Medical Device API Endpoints

510(k) clearances

A 510(k) is a premarket submission made to FDA to demonstrate that the device to be marketed is at least as safe and effective, that is, substantially equivalent, to a legally marketed device.

Classification

Medical device names, their associated product codes, their medical specialty areas (panels) and their classification.

Recall enforcement reports

Medical device product recall enforcement reports.

Adverse event reports

Reports of serious injuries, deaths, malfunctions, and other undesirable effects associated with the use of medical devices.

Premarket approval

Premarket approval (PMA) is the FDA process of scientific and regulatory review to evaluate the safety and effectiveness of Class III medical devices.

Recalls

A recall is an action taken to address a problem with a medical device that violates FDA law. Recalls occur when a medical device is defective, when it could be a risk to health, or when it is both defective and a risk to health.
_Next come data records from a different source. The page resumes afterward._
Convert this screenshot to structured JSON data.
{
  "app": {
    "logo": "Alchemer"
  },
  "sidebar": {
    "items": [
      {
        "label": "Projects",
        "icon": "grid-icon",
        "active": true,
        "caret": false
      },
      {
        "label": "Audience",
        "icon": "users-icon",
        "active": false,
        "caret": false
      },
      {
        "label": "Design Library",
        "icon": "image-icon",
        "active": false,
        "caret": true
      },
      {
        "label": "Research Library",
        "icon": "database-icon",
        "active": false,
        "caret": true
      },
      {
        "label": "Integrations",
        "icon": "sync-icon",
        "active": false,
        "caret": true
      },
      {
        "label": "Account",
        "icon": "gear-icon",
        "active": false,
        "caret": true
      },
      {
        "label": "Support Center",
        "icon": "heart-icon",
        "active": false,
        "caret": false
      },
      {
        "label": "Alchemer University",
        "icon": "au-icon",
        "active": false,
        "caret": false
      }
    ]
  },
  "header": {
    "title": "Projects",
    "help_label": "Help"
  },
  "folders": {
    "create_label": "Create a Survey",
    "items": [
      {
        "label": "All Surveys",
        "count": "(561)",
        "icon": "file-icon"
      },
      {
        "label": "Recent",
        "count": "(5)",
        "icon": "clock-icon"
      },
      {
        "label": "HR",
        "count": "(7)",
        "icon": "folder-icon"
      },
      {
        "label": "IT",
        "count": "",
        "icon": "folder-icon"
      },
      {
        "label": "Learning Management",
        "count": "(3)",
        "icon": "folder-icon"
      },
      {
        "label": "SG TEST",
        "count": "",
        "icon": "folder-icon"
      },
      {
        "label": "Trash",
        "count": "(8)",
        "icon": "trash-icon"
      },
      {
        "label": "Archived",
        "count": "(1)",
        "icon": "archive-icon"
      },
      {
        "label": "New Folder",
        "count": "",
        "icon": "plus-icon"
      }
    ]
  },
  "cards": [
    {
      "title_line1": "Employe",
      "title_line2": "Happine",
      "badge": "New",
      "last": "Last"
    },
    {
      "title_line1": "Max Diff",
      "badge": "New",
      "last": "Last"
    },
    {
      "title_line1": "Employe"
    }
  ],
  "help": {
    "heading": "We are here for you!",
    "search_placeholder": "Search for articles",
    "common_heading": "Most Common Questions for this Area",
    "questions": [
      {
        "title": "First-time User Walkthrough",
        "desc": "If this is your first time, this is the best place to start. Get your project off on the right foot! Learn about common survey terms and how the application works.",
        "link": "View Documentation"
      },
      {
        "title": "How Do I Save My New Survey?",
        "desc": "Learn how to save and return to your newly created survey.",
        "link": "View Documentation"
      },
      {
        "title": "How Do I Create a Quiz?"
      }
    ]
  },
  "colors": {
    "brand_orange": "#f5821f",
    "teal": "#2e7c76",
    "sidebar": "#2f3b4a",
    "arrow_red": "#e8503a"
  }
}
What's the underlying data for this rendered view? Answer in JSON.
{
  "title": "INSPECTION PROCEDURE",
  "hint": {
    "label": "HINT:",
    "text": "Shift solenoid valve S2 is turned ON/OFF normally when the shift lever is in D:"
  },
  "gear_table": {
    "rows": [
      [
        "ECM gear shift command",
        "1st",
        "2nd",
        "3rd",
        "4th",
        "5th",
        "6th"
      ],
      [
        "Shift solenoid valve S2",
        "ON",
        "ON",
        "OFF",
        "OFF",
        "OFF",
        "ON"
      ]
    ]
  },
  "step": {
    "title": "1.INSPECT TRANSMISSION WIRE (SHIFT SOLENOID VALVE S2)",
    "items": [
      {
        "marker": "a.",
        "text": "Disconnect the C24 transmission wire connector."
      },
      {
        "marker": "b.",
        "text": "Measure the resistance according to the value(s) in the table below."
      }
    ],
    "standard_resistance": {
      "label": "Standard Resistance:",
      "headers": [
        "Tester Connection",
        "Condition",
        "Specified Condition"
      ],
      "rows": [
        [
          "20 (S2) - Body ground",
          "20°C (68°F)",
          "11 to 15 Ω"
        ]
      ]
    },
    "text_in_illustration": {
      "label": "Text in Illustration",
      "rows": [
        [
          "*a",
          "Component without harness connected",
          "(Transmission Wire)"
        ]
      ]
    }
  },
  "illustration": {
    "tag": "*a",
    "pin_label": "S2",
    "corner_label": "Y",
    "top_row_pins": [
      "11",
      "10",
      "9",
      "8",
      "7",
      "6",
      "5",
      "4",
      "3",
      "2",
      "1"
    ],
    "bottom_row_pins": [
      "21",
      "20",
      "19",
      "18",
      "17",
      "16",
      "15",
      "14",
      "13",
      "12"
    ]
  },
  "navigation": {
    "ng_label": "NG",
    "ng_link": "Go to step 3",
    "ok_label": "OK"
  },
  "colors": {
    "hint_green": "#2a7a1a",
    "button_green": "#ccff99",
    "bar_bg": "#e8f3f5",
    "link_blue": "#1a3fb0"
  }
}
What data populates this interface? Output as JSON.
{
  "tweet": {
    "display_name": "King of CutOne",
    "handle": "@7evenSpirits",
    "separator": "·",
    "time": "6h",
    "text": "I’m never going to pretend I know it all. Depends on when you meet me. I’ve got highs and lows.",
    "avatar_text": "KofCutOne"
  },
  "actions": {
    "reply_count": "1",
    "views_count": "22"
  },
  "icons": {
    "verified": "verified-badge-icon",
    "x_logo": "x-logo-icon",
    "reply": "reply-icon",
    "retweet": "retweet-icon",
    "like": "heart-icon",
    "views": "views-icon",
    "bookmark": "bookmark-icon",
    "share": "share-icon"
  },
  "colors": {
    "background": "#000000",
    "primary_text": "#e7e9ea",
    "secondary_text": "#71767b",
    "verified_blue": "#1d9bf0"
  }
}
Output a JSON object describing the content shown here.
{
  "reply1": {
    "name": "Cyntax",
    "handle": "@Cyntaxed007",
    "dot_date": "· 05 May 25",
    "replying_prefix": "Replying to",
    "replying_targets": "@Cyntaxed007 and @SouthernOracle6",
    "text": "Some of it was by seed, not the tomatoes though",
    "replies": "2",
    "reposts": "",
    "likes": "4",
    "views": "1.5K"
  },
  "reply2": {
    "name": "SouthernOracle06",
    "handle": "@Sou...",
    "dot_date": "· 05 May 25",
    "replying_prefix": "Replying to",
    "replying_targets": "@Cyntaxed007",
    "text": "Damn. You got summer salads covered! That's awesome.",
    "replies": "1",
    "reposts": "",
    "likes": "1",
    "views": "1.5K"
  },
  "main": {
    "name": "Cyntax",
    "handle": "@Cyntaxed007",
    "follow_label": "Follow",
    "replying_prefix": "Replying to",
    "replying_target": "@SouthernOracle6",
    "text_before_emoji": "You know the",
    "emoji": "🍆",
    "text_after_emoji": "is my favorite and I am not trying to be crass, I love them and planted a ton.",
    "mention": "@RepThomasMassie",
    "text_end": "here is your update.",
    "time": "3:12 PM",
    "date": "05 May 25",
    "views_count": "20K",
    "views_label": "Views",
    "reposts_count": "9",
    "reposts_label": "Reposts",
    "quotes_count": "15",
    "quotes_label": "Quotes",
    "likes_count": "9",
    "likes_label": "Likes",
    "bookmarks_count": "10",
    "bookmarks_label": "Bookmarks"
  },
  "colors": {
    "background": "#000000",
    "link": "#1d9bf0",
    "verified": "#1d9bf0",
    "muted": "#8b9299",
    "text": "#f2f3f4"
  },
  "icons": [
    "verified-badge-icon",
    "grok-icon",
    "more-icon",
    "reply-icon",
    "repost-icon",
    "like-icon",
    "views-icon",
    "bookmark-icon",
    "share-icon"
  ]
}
Registrations and listings

The registration and listing dataset contains the location of medical device establishments and the devices manufactured at those establishments.

Unique device identifier

Global Unique Device Identification Database (GUIDID) Device Identification dataset.

COVID-19 serological testing evaluations

Serology tests detect the presence of antibodies in the blood when the body is responding to a specific infection, like COVID-19.